Sunday, March 30, 2014

The Value of the Safety Valve

My life feels like it does this on a daily basis.
Whether it's a biproduct of some hitherto-undiagnosed anxiety disorder or simply a facet of my usually-manic nature, I'm never quite sure I have a handle on things, and the instant it appears I do not I have a tendency to panic. And while I can stave off the worst effects of that sort of panic by either focusing on the immediate task at hand or forcing a prayer, nothing that gives my mind a few extra seconds of clarity actually stops the physical symptoms of the panic. To see me wide-eyed and flush is to see me working 99 shifts of 100, and it's not necessarily because I'm bad at my job.

It's actually a compounding issue of mine: I hate changes of plan and I can't read people. Accordingly, being told we're running out of X often sounds more accusatory than advisory and no amount of reminding myself that there's laws of thermodynamics that define the maximum speed at which I can cook something seems to stave off the feeling that the person asking for the chicken strips or ~90gram beef patties feels like I'm not doing my job well enough.

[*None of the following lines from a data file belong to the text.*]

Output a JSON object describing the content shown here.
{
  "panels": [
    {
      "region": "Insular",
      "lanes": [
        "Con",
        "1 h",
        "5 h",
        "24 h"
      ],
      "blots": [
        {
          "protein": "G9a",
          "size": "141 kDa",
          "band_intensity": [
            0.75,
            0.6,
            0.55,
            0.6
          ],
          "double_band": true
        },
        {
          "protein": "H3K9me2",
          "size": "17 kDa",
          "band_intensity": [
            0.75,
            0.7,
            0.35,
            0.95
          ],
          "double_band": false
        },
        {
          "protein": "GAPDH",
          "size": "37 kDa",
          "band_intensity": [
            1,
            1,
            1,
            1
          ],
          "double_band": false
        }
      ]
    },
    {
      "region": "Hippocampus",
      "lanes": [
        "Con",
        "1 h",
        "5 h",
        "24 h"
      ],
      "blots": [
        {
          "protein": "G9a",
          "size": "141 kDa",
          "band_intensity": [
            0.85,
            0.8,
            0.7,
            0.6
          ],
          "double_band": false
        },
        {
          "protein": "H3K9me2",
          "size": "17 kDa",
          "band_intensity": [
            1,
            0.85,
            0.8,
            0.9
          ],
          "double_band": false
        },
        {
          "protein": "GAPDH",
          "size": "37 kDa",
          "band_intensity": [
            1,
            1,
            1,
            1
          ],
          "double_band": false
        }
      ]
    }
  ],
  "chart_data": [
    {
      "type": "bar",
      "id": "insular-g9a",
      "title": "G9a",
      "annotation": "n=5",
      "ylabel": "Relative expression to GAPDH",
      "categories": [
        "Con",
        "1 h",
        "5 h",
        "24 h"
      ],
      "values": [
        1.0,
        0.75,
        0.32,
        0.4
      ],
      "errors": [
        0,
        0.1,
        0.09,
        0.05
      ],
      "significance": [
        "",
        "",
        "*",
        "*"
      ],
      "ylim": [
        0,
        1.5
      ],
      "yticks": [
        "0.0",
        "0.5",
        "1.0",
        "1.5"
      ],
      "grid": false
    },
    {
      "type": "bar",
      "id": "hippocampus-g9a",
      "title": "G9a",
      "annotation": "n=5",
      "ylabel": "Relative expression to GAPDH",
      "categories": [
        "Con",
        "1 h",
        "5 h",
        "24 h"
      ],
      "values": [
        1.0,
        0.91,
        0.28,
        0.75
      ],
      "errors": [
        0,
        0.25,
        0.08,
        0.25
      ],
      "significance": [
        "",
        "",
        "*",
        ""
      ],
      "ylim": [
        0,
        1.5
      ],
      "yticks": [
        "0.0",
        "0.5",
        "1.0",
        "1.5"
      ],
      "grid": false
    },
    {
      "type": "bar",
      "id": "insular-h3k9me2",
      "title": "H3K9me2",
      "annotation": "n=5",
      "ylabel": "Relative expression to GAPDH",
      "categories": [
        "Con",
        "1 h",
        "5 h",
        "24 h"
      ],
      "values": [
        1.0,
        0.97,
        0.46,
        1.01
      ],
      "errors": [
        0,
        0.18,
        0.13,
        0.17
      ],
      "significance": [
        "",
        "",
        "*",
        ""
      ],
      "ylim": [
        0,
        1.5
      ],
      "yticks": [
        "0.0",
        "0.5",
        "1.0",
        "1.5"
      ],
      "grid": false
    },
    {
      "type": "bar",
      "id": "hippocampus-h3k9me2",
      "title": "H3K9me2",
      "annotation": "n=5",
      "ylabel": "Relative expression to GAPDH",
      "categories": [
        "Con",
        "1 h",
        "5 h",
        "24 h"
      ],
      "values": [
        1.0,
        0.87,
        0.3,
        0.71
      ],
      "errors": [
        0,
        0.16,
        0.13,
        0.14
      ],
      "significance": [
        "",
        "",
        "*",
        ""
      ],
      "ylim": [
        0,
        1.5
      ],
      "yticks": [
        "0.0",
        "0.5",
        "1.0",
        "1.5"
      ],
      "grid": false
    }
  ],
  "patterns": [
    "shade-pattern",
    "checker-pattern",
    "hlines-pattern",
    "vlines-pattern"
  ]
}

Fortunately the typical reaction after the fact is to laugh at the panic and congratulate myself for a job well done, but even then, it takes the more enjoyable parts of my job (those rare facets where I'm actually transforming food into edible food) and attaches to them a cost - I'm free to work my favourite positions of the kitchen whenever possible, but I'm going to shred my heart and stress my brain in doing so.

And, ultimately, that's perfectly fine. Something we have to remember is that, unless you believe in perfect predestination, nothing is under control. The universe is a messy and chaotic place and the unpredictability of quantum mechanics is enough that even the most brilliant of human minds could not perfectly plan out fifteen minutes, let alone a whole day. Moreover, business is a balancing act in which you must carefully ensure you have just barely enough staff to get the job done without having so many persons on board that people can stand around during a rush and waste time.

The trick, in my view, to managing the stress from your Really Fun Job, is to play at least as hard as you work. And it doesn't matter whether you're heaping on hours in the book room, logging some screen time, or whatever it is you do - just make sure you keep the house in order too.